So this week’s story is a little out of character, and I am not sure what I was thinking when I was writing it. It feels a little like a summary of a longer story, but follow the story of Shilah, Stephan, and Grayson, who find a different way to look at happily ever after.
Every morning she woke up, miserable, exhausted, over tired, and then she remembered. A smile slowly crossed her face as she turned at the edge of the bed to take a long look at her lovers.
It wasn’t common, and most people would never be able to handle this kind of relationship, but for them this was it.
Shilah and Stephan had been friends since they were kids, and half way through high school they met Grayson. Until that moment Shilah had been able to ignore the crush that Stephan had on her, and it seemed that Gray changed everything, throwing it all out of balance.
Soon Steph was more into Gray than Steph, and then it seemed he bounced between them until her and Gray finally started dating.
It flamed out after two and a half years, not due to lack of love, but due to lack of resources. They both had things they wanted more than each other, and at some point there just wasn’t enough time being made.
They said they would be friends after, and well, they were. A year later when Gray and Shilah went to a fundraiser for her Mom’s work, it was as friends, and soon it spiralled into more. A year and a half later it started to spiral back out.
By that time Steph was living with them, a small door-less office had a bead curtain to delineate the transition into bedroom. He had tried dorms, living alone, roommates, and after two months a couch surfing had finally, reluctantly accepted the office conversion.

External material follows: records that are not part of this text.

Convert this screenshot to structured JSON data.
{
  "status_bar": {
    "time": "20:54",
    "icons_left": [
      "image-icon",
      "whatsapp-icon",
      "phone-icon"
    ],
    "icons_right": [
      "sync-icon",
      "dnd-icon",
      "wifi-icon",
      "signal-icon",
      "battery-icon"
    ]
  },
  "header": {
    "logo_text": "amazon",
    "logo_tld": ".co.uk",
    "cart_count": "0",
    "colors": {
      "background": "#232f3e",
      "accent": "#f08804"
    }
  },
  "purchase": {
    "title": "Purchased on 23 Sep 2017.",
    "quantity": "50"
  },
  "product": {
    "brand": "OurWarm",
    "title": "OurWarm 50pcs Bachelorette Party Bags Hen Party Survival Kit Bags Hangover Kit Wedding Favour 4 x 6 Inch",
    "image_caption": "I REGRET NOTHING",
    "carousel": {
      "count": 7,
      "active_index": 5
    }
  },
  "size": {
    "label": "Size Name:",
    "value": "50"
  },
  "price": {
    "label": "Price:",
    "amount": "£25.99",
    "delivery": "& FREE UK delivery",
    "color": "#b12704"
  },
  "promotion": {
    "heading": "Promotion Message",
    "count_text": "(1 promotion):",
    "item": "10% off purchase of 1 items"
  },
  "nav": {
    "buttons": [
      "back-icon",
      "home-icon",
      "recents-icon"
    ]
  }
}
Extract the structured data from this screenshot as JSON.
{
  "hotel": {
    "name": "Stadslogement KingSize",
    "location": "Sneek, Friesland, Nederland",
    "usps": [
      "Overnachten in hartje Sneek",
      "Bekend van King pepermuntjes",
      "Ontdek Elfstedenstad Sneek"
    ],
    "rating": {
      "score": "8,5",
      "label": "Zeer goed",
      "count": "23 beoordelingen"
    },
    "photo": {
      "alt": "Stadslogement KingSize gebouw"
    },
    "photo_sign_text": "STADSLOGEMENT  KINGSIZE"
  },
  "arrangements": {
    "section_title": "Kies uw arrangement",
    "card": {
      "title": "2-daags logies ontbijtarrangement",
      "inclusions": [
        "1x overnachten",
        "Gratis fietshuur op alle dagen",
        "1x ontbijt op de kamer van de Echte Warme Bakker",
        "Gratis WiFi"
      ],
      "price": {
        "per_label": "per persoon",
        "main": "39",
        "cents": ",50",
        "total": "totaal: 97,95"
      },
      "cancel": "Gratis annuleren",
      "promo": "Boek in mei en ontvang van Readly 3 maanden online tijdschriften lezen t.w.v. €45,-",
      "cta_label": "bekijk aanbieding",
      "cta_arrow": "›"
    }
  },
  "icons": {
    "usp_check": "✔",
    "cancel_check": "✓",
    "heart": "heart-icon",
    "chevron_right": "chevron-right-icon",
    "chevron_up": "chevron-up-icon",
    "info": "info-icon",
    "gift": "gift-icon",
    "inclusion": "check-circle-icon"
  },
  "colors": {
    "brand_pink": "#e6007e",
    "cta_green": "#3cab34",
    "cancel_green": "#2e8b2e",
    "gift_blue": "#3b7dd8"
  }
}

When Shilah and Gray had started melting down, Steph had stepped up to help out, by going to Shilah’s work events, or watching stupid sci-fi movies with Gray. Gray and Shilah had in turn stepped up their friendship with Steph with treats from the grocers, or an afternoon out at the park to people watch.
When a classmate had casually commented on her partners, Shilah hadn’t even really parsed it. When the subject of polyamory came up, and she got several pointed looks, she explained that they were just good friends.
It was a kind girl with purple hair and big glasses that explained that she understood, but did Shilah know that they could be more?
It was like the genie had been let out of the bottle and from then on, it’s all she could think about.
In the days that followed it was always with her. Even when she wasn’t actively thinking about it, it was still there, lurking in the back of her mind.
Multiple google searches, followed by history clearing just in case, had given her a better idea of what she was looking at and to her surprise it was a lot more than the threesome that she was thinking about.
Honestly, with her own lack of interest in the bedroom lately due to midterms, it was what they were already doing. The thing was though, that sex changed everything and while they had been together in a few configurations, this would be different, more, and if they fucked this up it would be the end of a friendship that she wasn’t sure she could take.
Even bringing it up could ruin everything, and once she put it out there, it was a bell that could not be un-rung.
She was not however as cautious as she had thought, she realized as she looked up at the screen. The three of them were sitting curled up on the couch watching a movie with a triad relationship and she doubted it was an accident, especially with the way that Steph wouldn’t meet her eyes.
It had only taken 5 or 6 times of Steph looking away and flushing before Gray had realized something was up and by the end of the film, he two was flushing.
Bell rung.
So she started to talk, laid out her case, and then fled, mortified, to the small café down the street mumbling coffee as she stumbled out the door.
She sat on one of the overstuffed couches drowning her sorrows in a coffee that was mostly sugar, letting the crappy music wash through her when she heard a familiar cough.
She looked up, and there were her boys, red faced and awkward as they sat on either side of her.
They sat in silence for a while until, almost so quietly she couldn’t here him, Steph said that they were in.
That was 23 years ago, and against all odds, here they were, still together, still happy, still them.